Изменить размер шрифта - +
После рукопожатий и долгих изъявлений благодарности Жак и Жонатан прыгнули в лодку, которая уже давно их дожидалась и куда уже спустили их чемоданы, и с щемящим сердцем навсегда покинули «Гамбург».

Их лодка направилась к высеченной в каменной стене дока лестнице. Отлив, достигший к тому времени своей самой низкой отметки, обнажил скользкие, покрытые илом ступени. Подниматься было трудно, путешественники особенно опасались за чемоданы, которые носильщик, скользя, нес на плечах. Наконец добрались до набережной, и Жонатан попытался объяснить провожатому, что им нужен экипаж. За доками у противоположного входа стоял кеб. Севшие в него парижане вручили носильщику сколько-то монет, совершенно не представляя, какую сумму дали, и велели отвезти их в гостиницу возле Эдинбургского железнодорожною вокзала. Кебмен остановился на площади Сент-Джордж-Холл возле «Королевской гостиницы».

Теперь предстояло рассчитаться с извозчиком, а это была нелегкая задача, если учесть, что молодые путешественники не имели ни малейшего понятия о ценах за проезд. Жонатан как казначей совсем потерялся среди всех этих серебряных и медных монет — крон, полукрон, двушиллинговых, шестипенсовиков, четырехпенсовых, трехпенсовых и пенни — чьи полустертые надписи ни на лицевой, ни на оборотной стороне практически невозможно было прочесть. Серебряные и медные деньги в Англии ценятся ниже французских монет. Одну из самых ходовых монет, шестипенсовик, можно рассматривать как эквивалент монеты в 50 сантимов, а шиллинг, стоящий 1 франк 25 сантимов, тратится как монета в один франк. Эта пропорция сохраняется на всех уровнях, и двадцатипятифранковый соверен идет как французский луидор.

Наконец Жонатан заплатил полкроны, то есть немногим более трех франков. За десятиминутную поездку плата была высокой.

Обосновавшись в номере «Королевской гостиницы», друзья повели следующий разговор.

— Вот мы наконец и в Англии, — порадовался Жак.

— В Англии, да! Но не в Шотландии, а ведь цель нашего путешествия именно она.

— Какого черта! Дай немного прийти в себя.
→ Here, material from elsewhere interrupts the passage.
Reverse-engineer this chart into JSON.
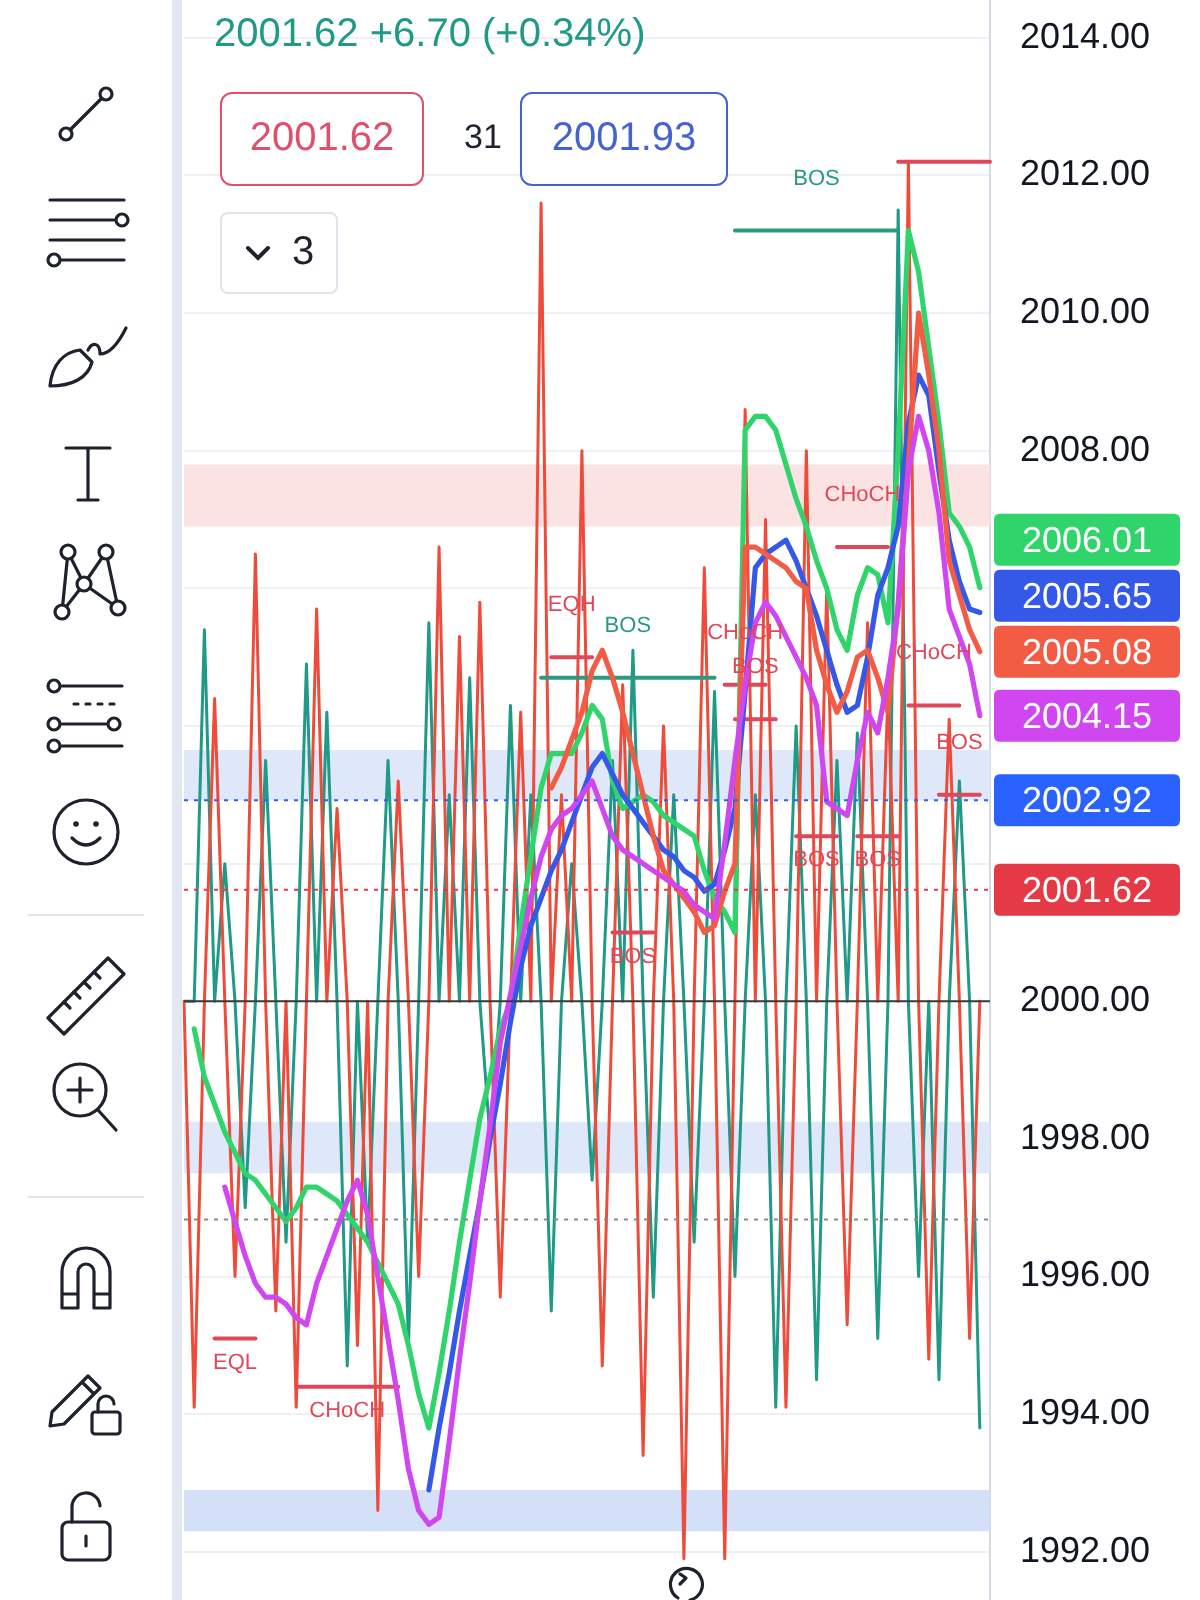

— Мы придем в себя, когда сможем, а сейчас нельзя терять ни минуты. Вот уже двадцать четыре дня, как мы покинули Нант; в Париж нужно вернуться в первых числах сентября; посуди сам, что остается всего ничего на то, чтобы добраться до Эдинбурга, взглянуть, хотя бы мельком, на горы и озера, вернуться в Лондон и пересечь пролив! Это же абсурд! Вот чем обернулось опоздание «Гамбурга»!

— Не говори о нем, Жонатан! Корабль отличный, ходит хорошо.

— Когда он ходит, согласен, но должен заметить, что не слишком быстро пускается в путь. Но, ладно, упреки в сторону, прикинем, чем займемся в ближайшие часы.

— Давай.

— Будем действовать по порядку. Во-первых, надо бросить на почте письма, написанные на борту корабля; во-вторых, узнать расписание поездов до Эдинбурга; в-третьих, засвидетельствовать почтение мистеру Кеннеди, эсквайру, от имени моего брата и, наконец, в-четвертых, осмотреть Ливерпуль за вечер, ночь и завтрашнее утро.

— Программа отличная. Вперед!

— И куда мы направляемся?

— Понятия не имею, и это то, что составляет всю прелесть нашего путешествия. Никогда не уйдешь так далеко, как когда ты не знаешь, куда идешь, как говорил один оратор в Конвенте.

— Если мы вернемся вовремя — возражений нет. Итак, в путь!

 

Глава XV

БЛЕСК И НИЩЕТА ЛИВЕРПУЛЯ

 

Прежде всего друзья отправились на вокзал Каледонской железной дороги, находившийся на той же площади, что и гостиница. Они наметили отъезд на следующий день, на два часа пополудни. Получить необходимые им сведения оказалось сложно, ибо железнодорожные служащие в Англии редкость.